Nice that you got it to work, although I'm not a big fan of the ordering approach. That's because it doesn't generalize to more complex triangular domains, let alone tetrahedral meshes. A more general approach is to count the adjacent cells for every facet. (This can be done with one np.unique call.) Facets with one adjacent cell are boundary facets. The normal can be computed locally by projecting the non-boundary point to the boundary facet. I would imagine that this approach is a lot faster, and I'm thinking about adding some helper tools to meshplex.

[krober10nd]

Nico’s right this doesn’t generalize to 3d but here’s how you could order them too (based on a walk)

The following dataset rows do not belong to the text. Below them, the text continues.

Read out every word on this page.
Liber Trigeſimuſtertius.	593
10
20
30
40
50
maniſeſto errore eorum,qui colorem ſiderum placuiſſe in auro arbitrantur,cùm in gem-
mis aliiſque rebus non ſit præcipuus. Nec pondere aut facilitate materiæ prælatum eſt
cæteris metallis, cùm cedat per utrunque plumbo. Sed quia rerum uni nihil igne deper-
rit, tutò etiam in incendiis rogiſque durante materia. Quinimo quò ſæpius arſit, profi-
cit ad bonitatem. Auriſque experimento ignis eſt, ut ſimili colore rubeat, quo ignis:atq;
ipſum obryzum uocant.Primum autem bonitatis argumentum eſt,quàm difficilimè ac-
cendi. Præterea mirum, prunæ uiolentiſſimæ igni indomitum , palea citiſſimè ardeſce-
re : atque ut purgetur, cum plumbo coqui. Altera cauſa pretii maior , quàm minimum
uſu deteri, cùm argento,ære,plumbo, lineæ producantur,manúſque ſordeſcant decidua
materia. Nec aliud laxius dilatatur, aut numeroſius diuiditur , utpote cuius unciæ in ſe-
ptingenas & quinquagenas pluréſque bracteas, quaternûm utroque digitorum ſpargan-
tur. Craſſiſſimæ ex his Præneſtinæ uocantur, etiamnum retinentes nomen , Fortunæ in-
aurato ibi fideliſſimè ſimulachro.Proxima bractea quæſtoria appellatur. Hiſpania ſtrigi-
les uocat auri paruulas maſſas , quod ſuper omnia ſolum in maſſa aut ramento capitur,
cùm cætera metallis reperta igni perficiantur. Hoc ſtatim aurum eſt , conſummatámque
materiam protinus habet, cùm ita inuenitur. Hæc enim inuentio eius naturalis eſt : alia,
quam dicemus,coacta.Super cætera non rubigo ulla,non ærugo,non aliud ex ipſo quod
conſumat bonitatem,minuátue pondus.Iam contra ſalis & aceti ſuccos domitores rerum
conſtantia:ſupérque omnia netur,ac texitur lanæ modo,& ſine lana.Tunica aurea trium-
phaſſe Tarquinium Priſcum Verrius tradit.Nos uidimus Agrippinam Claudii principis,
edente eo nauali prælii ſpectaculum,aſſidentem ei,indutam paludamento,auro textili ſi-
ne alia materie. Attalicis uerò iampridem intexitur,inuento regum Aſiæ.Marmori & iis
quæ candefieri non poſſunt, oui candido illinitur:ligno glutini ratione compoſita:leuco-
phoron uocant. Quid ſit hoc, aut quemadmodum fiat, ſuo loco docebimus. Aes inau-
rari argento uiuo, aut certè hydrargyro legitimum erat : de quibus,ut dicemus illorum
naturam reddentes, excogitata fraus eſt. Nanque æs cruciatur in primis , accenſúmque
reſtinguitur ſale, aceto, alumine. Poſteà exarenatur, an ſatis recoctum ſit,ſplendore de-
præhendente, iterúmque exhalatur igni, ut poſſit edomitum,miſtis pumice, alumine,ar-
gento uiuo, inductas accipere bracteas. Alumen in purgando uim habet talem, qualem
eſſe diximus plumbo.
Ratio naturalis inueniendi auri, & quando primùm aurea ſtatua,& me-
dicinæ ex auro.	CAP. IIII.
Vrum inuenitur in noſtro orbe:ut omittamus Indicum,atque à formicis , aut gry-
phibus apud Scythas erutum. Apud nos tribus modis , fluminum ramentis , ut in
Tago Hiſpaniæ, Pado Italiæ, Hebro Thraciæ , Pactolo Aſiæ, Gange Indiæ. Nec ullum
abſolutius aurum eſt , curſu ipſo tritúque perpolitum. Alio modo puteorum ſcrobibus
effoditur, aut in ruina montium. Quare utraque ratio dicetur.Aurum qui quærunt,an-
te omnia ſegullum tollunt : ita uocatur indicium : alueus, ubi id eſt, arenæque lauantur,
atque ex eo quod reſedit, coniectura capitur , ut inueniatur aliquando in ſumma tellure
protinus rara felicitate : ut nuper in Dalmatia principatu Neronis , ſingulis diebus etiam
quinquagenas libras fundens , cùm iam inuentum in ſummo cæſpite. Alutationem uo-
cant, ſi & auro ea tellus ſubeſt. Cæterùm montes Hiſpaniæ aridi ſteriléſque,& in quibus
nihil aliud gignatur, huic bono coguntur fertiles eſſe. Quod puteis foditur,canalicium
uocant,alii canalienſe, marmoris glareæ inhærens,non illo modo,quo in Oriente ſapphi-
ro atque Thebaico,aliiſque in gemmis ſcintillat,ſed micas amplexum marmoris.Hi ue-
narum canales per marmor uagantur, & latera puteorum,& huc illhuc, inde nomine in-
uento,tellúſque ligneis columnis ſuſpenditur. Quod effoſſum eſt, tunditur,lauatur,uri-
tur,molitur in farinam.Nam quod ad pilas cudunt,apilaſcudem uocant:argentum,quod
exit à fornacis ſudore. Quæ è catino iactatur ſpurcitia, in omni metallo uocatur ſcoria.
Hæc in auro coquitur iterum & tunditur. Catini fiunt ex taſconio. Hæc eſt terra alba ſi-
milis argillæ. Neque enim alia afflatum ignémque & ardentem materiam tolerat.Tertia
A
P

https://github.com/krober10nd/SeismicMesh/blob/06a40992c3073710a2ba34c2613e46d9842cc0ca/SeismicMesh/geometry/utils.py#L328

[nschloe]

For sure, but this doesn't help much with outer normals, right?

[krober10nd]

Hm well if the boundary edges are ordered in a common direction then the boundary normal calculation would be consistent. But this would only work in 2d

I like your approach that landed in meshplex since it’s general to all dimensions

However even then if the normals are all calculated similarly, this doesn’t imply the facets/edges will have some spatial order ? I guess I was just answering the OP

[nschloe]

this doesn’t imply the facets/edges will have some spatial order

No particular order is necessary when determining outer normals since every boundary simplex has exacltly one point which isn't part of the boundary.

[krober10nd]

Sure. As an aside, in 2D a boundary traversal indeed has applications (visualization).

Anyway apparently the OP just needed to calculate boundary normals and did not need to order the edges which is what your approach answers.